📎57. Insert Interval

Medium | Grind 75 | August 29th Monday, 2022

You are given an array of non-overlapping intervals intervals where intervals[i] = [starti, endi] represent the start and the end of the ith interval and intervals is sorted in ascending order by starti. You are also given an interval newInterval = [start, end] that represents the start and end of another interval.

Insert newInterval into intervals such that intervals is still sorted in ascending order by starti and intervals still does not have any overlapping intervals (merge overlapping intervals if necessary).

Return intervals after the insertion.

Constraints:

• 0 <= intervals.length <= 10^4

• intervals[i].length == 2

• 0 <= starti <= endi <= 10^5

• intervals is sorted by starti in ascending order.

• newInterval.length == 2

• 0 <= start <= end <= 10^5

Example 1

Input: intervals = [[1,3],[6,9]], newInterval = [2,5]
Output: [[1,5],[6,9]]

Example 2

Input: intervals = [[1,2],[3,5],[6,7],[8,10],[12,16]], newInterval = [4,8]
Output: [[1,2],[3,10],[12,16]]
Explanation: Because the new interval [4,8] overlaps with [3,5],[6,7],[8,10].

SOLUTION

We will first add the new interval to the intervals list and sort the list. NOTE: it is important to sort the interval list because our merge algorithm assume the list is sorted. Once we have sorted the interval list, we will now perform the merging of the intervals.

1. iterate over every element in the intervals list.

2. Take the first element in the interval list.

   1. store the intervals of the current element as start and end.

3. In order to find intervals that overlap, check if the start value is equal to the start of the next element or the current end value is greater than the start value of next element. If yes:

   1. set the start as the minimum of current start and the next element start.

   2. set the end as the maxmimum of current end and the end value of the next element.

   3. look at the next next element and compare to start and end value.

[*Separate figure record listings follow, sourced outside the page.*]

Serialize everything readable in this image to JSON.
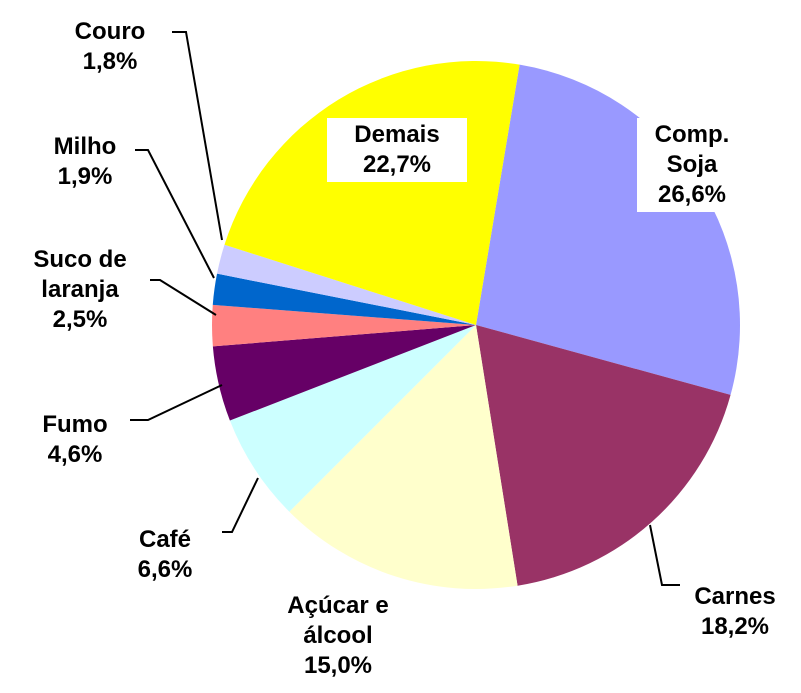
{
  "chart_data": {
    "type": "pie",
    "categories": [
      "Comp. Soja",
      "Carnes",
      "Açúcar e álcool",
      "Café",
      "Fumo",
      "Suco de laranja",
      "Milho",
      "Couro",
      "Demais"
    ],
    "values": [
      26.6,
      18.2,
      15.0,
      6.6,
      4.6,
      2.5,
      1.9,
      1.8,
      22.7
    ],
    "value_labels": [
      "26,6%",
      "18,2%",
      "15,0%",
      "6,6%",
      "4,6%",
      "2,5%",
      "1,9%",
      "1,8%",
      "22,7%"
    ],
    "colors": [
      "#9999ff",
      "#993366",
      "#ffffcc",
      "#ccffff",
      "#660066",
      "#ff8080",
      "#0066cc",
      "#ccccff",
      "#ffff00"
    ]
  }
}
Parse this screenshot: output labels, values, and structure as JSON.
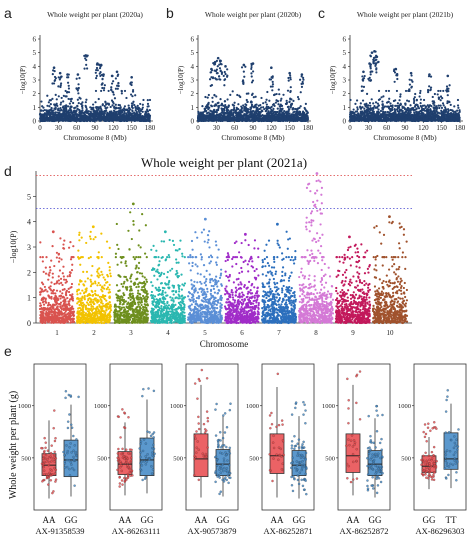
{
  "panels": {
    "a": "a",
    "b": "b",
    "c": "c",
    "d": "d",
    "e": "e"
  },
  "chart_data": [
    {
      "panel": "a",
      "type": "scatter",
      "title": "Whole weight per plant (2020a)",
      "xlabel": "Chromosome 8 (Mb)",
      "ylabel": "−log10(P)",
      "xlim": [
        0,
        180
      ],
      "ylim": [
        0,
        6
      ],
      "xticks": [
        0,
        30,
        60,
        90,
        120,
        150,
        180
      ],
      "yticks": [
        0,
        1,
        2,
        3,
        4,
        5,
        6
      ],
      "point_color": "#1f3f6e",
      "n_points": 1500,
      "base_max": 2.2,
      "peaks": [
        {
          "x": 23,
          "y": 3.9
        },
        {
          "x": 33,
          "y": 3.5
        },
        {
          "x": 45,
          "y": 3.4
        },
        {
          "x": 62,
          "y": 3.4
        },
        {
          "x": 75,
          "y": 4.8
        },
        {
          "x": 94,
          "y": 4.2
        },
        {
          "x": 100,
          "y": 4.1
        },
        {
          "x": 104,
          "y": 3.4
        },
        {
          "x": 118,
          "y": 3.3
        },
        {
          "x": 126,
          "y": 3.6
        },
        {
          "x": 150,
          "y": 3.2
        }
      ]
    },
    {
      "panel": "b",
      "type": "scatter",
      "title": "Whole weight per plant (2020b)",
      "xlabel": "Chromosome 8 (Mb)",
      "ylabel": "−log10(P)",
      "xlim": [
        0,
        180
      ],
      "ylim": [
        0,
        6
      ],
      "xticks": [
        0,
        30,
        60,
        90,
        120,
        150,
        180
      ],
      "yticks": [
        0,
        1,
        2,
        3,
        4,
        5,
        6
      ],
      "point_color": "#1f3f6e",
      "n_points": 1500,
      "base_max": 2.3,
      "peaks": [
        {
          "x": 28,
          "y": 4.3
        },
        {
          "x": 33,
          "y": 4.6
        },
        {
          "x": 37,
          "y": 4.4
        },
        {
          "x": 45,
          "y": 4.0
        },
        {
          "x": 22,
          "y": 3.8
        },
        {
          "x": 75,
          "y": 4.1
        },
        {
          "x": 90,
          "y": 4.2
        },
        {
          "x": 120,
          "y": 3.9
        },
        {
          "x": 150,
          "y": 3.5
        },
        {
          "x": 170,
          "y": 3.4
        }
      ]
    },
    {
      "panel": "c",
      "type": "scatter",
      "title": "Whole weight per plant (2021b)",
      "xlabel": "Chromosome 8 (Mb)",
      "ylabel": "−log10(P)",
      "xlim": [
        0,
        180
      ],
      "ylim": [
        0,
        6
      ],
      "xticks": [
        0,
        30,
        60,
        90,
        120,
        150,
        180
      ],
      "yticks": [
        0,
        1,
        2,
        3,
        4,
        5,
        6
      ],
      "point_color": "#1f3f6e",
      "n_points": 1500,
      "base_max": 2.2,
      "peaks": [
        {
          "x": 32,
          "y": 4.2
        },
        {
          "x": 36,
          "y": 5.0
        },
        {
          "x": 40,
          "y": 5.1
        },
        {
          "x": 44,
          "y": 4.7
        },
        {
          "x": 22,
          "y": 3.6
        },
        {
          "x": 75,
          "y": 3.8
        },
        {
          "x": 100,
          "y": 3.5
        },
        {
          "x": 130,
          "y": 3.4
        },
        {
          "x": 160,
          "y": 3.3
        }
      ]
    },
    {
      "panel": "d",
      "type": "scatter",
      "title": "Whole weight per plant (2021a)",
      "xlabel": "Chromosome",
      "ylabel": "−log10(P)",
      "ylim": [
        0,
        6
      ],
      "yticks": [
        0,
        1,
        2,
        3,
        4,
        5
      ],
      "threshold_lines": [
        {
          "y": 5.82,
          "color": "#e05a5a",
          "style": "dotted"
        },
        {
          "y": 4.52,
          "color": "#4a4ad0",
          "style": "dotted"
        }
      ],
      "chromosomes": [
        {
          "name": "1",
          "color": "#d9534f",
          "max": 3.6
        },
        {
          "name": "2",
          "color": "#f2c200",
          "max": 3.8
        },
        {
          "name": "3",
          "color": "#6e8f1e",
          "max": 4.7
        },
        {
          "name": "4",
          "color": "#2ab7b0",
          "max": 3.6
        },
        {
          "name": "5",
          "color": "#5b8fd6",
          "max": 4.1
        },
        {
          "name": "6",
          "color": "#a02cc8",
          "max": 3.5
        },
        {
          "name": "7",
          "color": "#2c6fbd",
          "max": 3.9
        },
        {
          "name": "8",
          "color": "#d479d6",
          "max": 5.9
        },
        {
          "name": "9",
          "color": "#c2185b",
          "max": 3.4
        },
        {
          "name": "10",
          "color": "#a0522d",
          "max": 4.2
        }
      ]
    },
    {
      "panel": "e",
      "type": "box",
      "ylabel": "Whole weight per plant (g)",
      "ylim": [
        0,
        1400
      ],
      "yticks": [
        500,
        1000
      ],
      "plots": [
        {
          "marker": "AX-91358539",
          "groups": [
            {
              "label": "AA",
              "color": "#e8474a",
              "q1": 330,
              "median": 430,
              "q3": 540,
              "lo": 110,
              "hi": 860,
              "n": 70
            },
            {
              "label": "GG",
              "color": "#3e86c4",
              "q1": 320,
              "median": 480,
              "q3": 670,
              "lo": 130,
              "hi": 1010,
              "n": 45
            }
          ]
        },
        {
          "marker": "AX-86263111",
          "groups": [
            {
              "label": "AA",
              "color": "#e8474a",
              "q1": 340,
              "median": 440,
              "q3": 560,
              "lo": 140,
              "hi": 840,
              "n": 70
            },
            {
              "label": "GG",
              "color": "#3e86c4",
              "q1": 330,
              "median": 480,
              "q3": 690,
              "lo": 160,
              "hi": 1060,
              "n": 45
            }
          ]
        },
        {
          "marker": "AX-90573879",
          "groups": [
            {
              "label": "AA",
              "color": "#e8474a",
              "q1": 320,
              "median": 490,
              "q3": 730,
              "lo": 120,
              "hi": 1200,
              "n": 35
            },
            {
              "label": "GG",
              "color": "#3e86c4",
              "q1": 330,
              "median": 440,
              "q3": 580,
              "lo": 130,
              "hi": 900,
              "n": 75
            }
          ]
        },
        {
          "marker": "AX-86252871",
          "groups": [
            {
              "label": "AA",
              "color": "#e8474a",
              "q1": 350,
              "median": 520,
              "q3": 730,
              "lo": 120,
              "hi": 1180,
              "n": 30
            },
            {
              "label": "GG",
              "color": "#3e86c4",
              "q1": 330,
              "median": 430,
              "q3": 570,
              "lo": 110,
              "hi": 900,
              "n": 80
            }
          ]
        },
        {
          "marker": "AX-86252872",
          "groups": [
            {
              "label": "AA",
              "color": "#e8474a",
              "q1": 360,
              "median": 520,
              "q3": 730,
              "lo": 140,
              "hi": 1200,
              "n": 30
            },
            {
              "label": "GG",
              "color": "#3e86c4",
              "q1": 330,
              "median": 440,
              "q3": 570,
              "lo": 120,
              "hi": 880,
              "n": 80
            }
          ]
        },
        {
          "marker": "AX-86296303",
          "groups": [
            {
              "label": "GG",
              "color": "#e8474a",
              "q1": 360,
              "median": 420,
              "q3": 520,
              "lo": 200,
              "hi": 700,
              "n": 75
            },
            {
              "label": "TT",
              "color": "#3e86c4",
              "q1": 390,
              "median": 490,
              "q3": 740,
              "lo": 210,
              "hi": 1020,
              "n": 40
            }
          ]
        }
      ]
    }
  ]
}
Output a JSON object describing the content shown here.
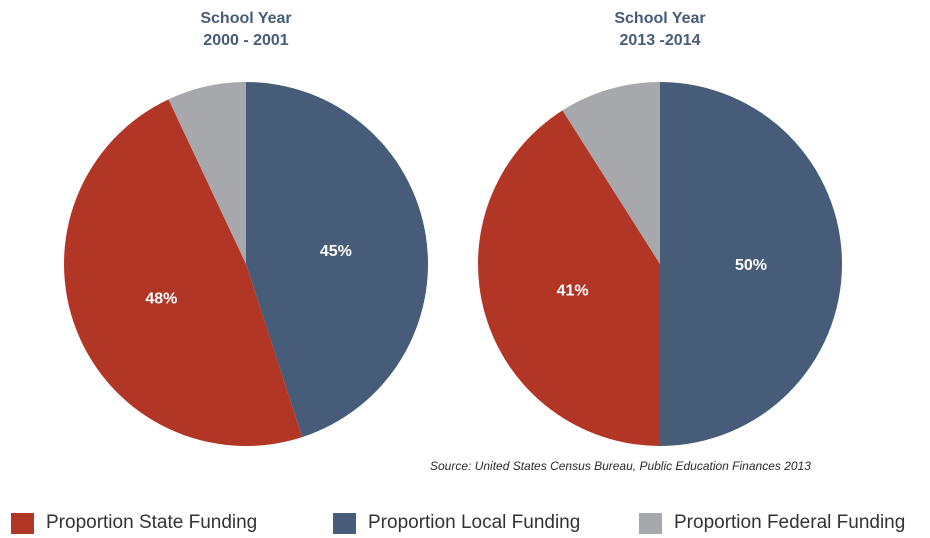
{
  "colors": {
    "state": "#b23626",
    "local": "#465c78",
    "federal": "#a7a8ab",
    "title": "#465c78"
  },
  "chart_data": [
    {
      "type": "pie",
      "title_lines": [
        "School Year",
        "2000 - 2001"
      ],
      "slices": [
        {
          "name": "Proportion Local Funding",
          "value": 45,
          "label": "45%"
        },
        {
          "name": "Proportion State Funding",
          "value": 48,
          "label": "48%"
        },
        {
          "name": "Proportion Federal Funding",
          "value": 7,
          "label": ""
        }
      ]
    },
    {
      "type": "pie",
      "title_lines": [
        "School Year",
        "2013 -2014"
      ],
      "slices": [
        {
          "name": "Proportion Local Funding",
          "value": 50,
          "label": "50%"
        },
        {
          "name": "Proportion State Funding",
          "value": 41,
          "label": "41%"
        },
        {
          "name": "Proportion Federal Funding",
          "value": 9,
          "label": ""
        }
      ]
    }
  ],
  "source": "Source:  United States Census Bureau, Public Education Finances 2013",
  "legend": [
    {
      "key": "state",
      "label": "Proportion State Funding"
    },
    {
      "key": "local",
      "label": "Proportion Local Funding"
    },
    {
      "key": "federal",
      "label": "Proportion Federal Funding"
    }
  ]
}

4. Append the start and end value in your new merged interval list.

class Solution:
    def insert(self, intervals: List[List[int]], newInterval: List[int]) -> List[List[int]]:
        """ IDEA: add the new interval in the intervals list and then merge the interval list """
        
        # add the new interval and sort interval list.
        intervals.append(newInterval)
        intervals.sort()
        
        merged_interval = []
        i = 0
        while i < len(intervals): 
            # initialize start and end as the current element's interval
            start, end = intervals[i][0], intervals[i][1]
            
            # given that there is more elements in the list left
            if i + 1 < len(intervals): 
                
                # merge: if start is same as the start of the next element or
                #        the end is bigger than the start of the next element. 
                while start == intervals[i+1][0] or end >= intervals[i+1][0]: 
                    
                        # start should be the minimum of the compared elements 
                        start = min(start, intervals[i+1][0])
                        
                        # end should be the max of the compared elements
                        end = max(end, intervals[i+1][1])
                        
                        # set next element as the current element
                        i += 1
                        
                        # we have run out of elements in the interval
                        if i+1 >= len(intervals):
                            break
                            
            i += 1
                        
            merged_interval.append([start, end])
            
        return merged_interval
                        
                         
                    

TIME AND SPACE COMPLEXITY

TIME: O(nlogn) where n is the length of the interval list. We get a runtime of O(nlogn) because of the sort that we perform after adding the new interval in the list. You could on average have a better runtime(O(n)) with a different solution but in the worst case, even that solution will be O(nlogn)

SPACE: O(n) our new merged intervals in the worst case will store n+1 elements.